Wetlands are defined as areas that have (more or less) standing water at or above the surface most or all of the time. Thus, they include marshes, ditches, wet grassland, reed beds, carr woodland (wet woodland, typically of alder and/or willow), lakes and ponds. In many instances, more than one habitat type is present in the same place, e.g. a pond can have margins of marshy grassland and perhaps some reeds and even a patch of wet woodland nearby. Each of these habitats has its own characteristic suite of associated flora, living submerged in the open water, or with roots embedded in the wet soil and flowers emerging into the open air; or in the various marginal areas, where the soil remains waterlogged but the plants are not submerged at all.
There are many cases of species living part of their lives underwater and the remaining (adult) phase out of it. Examples include frogs, toads and newts, as well as dragon- and damselflies, all of whose larval stage is spent submerged in freshwater, with metamorphosis into the adult form resulting in the development of air breathing lungs to replace their gills, and a complete change in lifestyle. There are many types of invertebrate found in wetlands, in and above the water. Species such as the freshwater shrimp, water hog louse and the scarce crayfish have gills and cannot survive in the open air. Others, like the great diving beetle, backswimmer and great pond snail, live in the water but come to the surface to breathe. Not surprisingly, the cleaner the water, the more abundant the wildlife. Plants have a major role to play here, filtering out impurities and providing dissolved oxygen for the aquatic fauna to breathe.
Larger animals include freshwater fish, like the stickleback and bullhead in ponds and streams, as well as water voles (scarce, nationally) and (again, rarely) otters. Small mammals like wood mice and water shrews live in and around wetlands.

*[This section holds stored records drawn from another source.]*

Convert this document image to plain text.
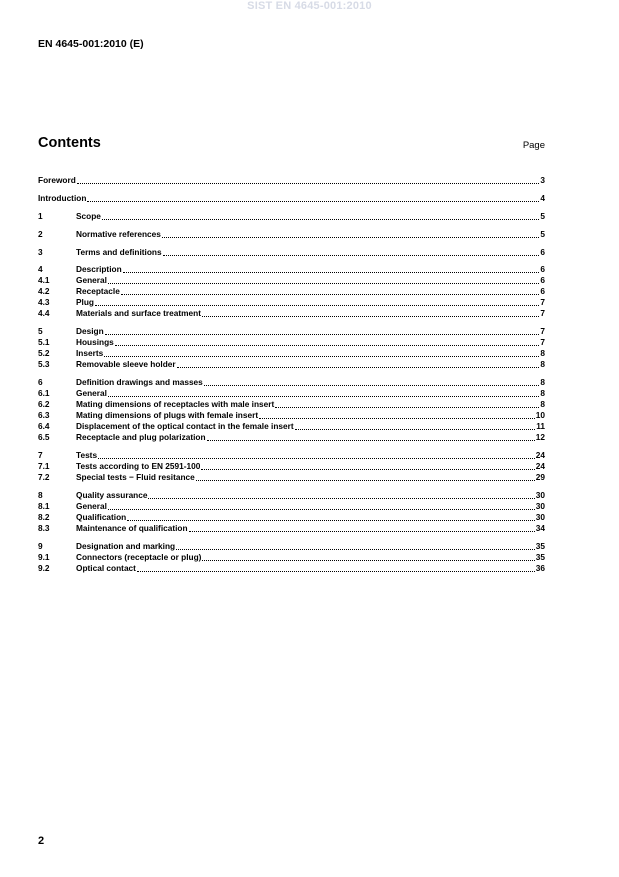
SIST EN 4645-001:2010
EN 4645-001:2010 (E)
Contents	Page
Foreword	3
Introduction	4
1	Scope	5
2	Normative references	5
3	Terms and definitions	6
4	Description	6
4.1	General	6
4.2	Receptacle	6
4.3	Plug	7
4.4	Materials and surface treatment	7
5	Design	7
5.1	Housings	7
5.2	Inserts	8
5.3	Removable sleeve holder	8
6	Definition drawings and masses	8
6.1	General	8
6.2	Mating dimensions of receptacles with male insert	8
6.3	Mating dimensions of plugs with female insert	10
6.4	Displacement of the optical contact in the female insert	11
6.5	Receptacle and plug polarization	12
7	Tests	24
7.1	Tests according to EN 2591-100	24
7.2	Special tests − Fluid resitance	29
8	Quality assurance	30
8.1	General	30
8.2	Qualification	30
8.3	Maintenance of qualification	34
9	Designation and marking	35
9.1	Connectors (receptacle or plug)	35
9.2	Optical contact	36
2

Many birds are associated with wetlands, such as the moorhen, coot and heron all common sights around the Borough and country as a whole. Others include the colourful great crested grebe, mallard duck and Canada goose. Some bird species are associated with wetlands because of the plants that grow there, but never enter the water itself. These include the reed warbler and reed bunting, both of which find their food and nesting sites amongst stands of common reeds and other marginal plants.
Where there is wildlife, we find predators and wetlands are no exception. Hen harriers, kestrels and sparrow hawks can all be found hunting around marshes, reed beds and the like.
As with rivers, pollution causes problems. Dangerous chemicals can be disastrous for wetlands, potentially wiping out everything living there. Excessive nutrients are also detrimental to biodiversity, as the wetland is fertilised, the faster-growing plant species are favoured. This includes blooms of algae: tiny, single celled plants that grow in huge, dense colonies, which form light-excluding mats on the waters surface and restrict photosynthesis by the submerged, oxygen-producing plants below. When the algal bloom inevitably dies, it decomposes and robs the water of oxygen still further. Not surprisingly, with little oxygen and few remaining plants in the water, prospects are bleak for the resident fauna. Over time, if such nutrient flushes occur regularly, a wetland once vibrant with life can turn into little more than a stagnant swamp.
Examples of wetlands in Redcar and Cleveland include Eston Mire and Moordale Bog on Eston Moor, and Guisborough Forest and Walkway's linear lake and reed beds.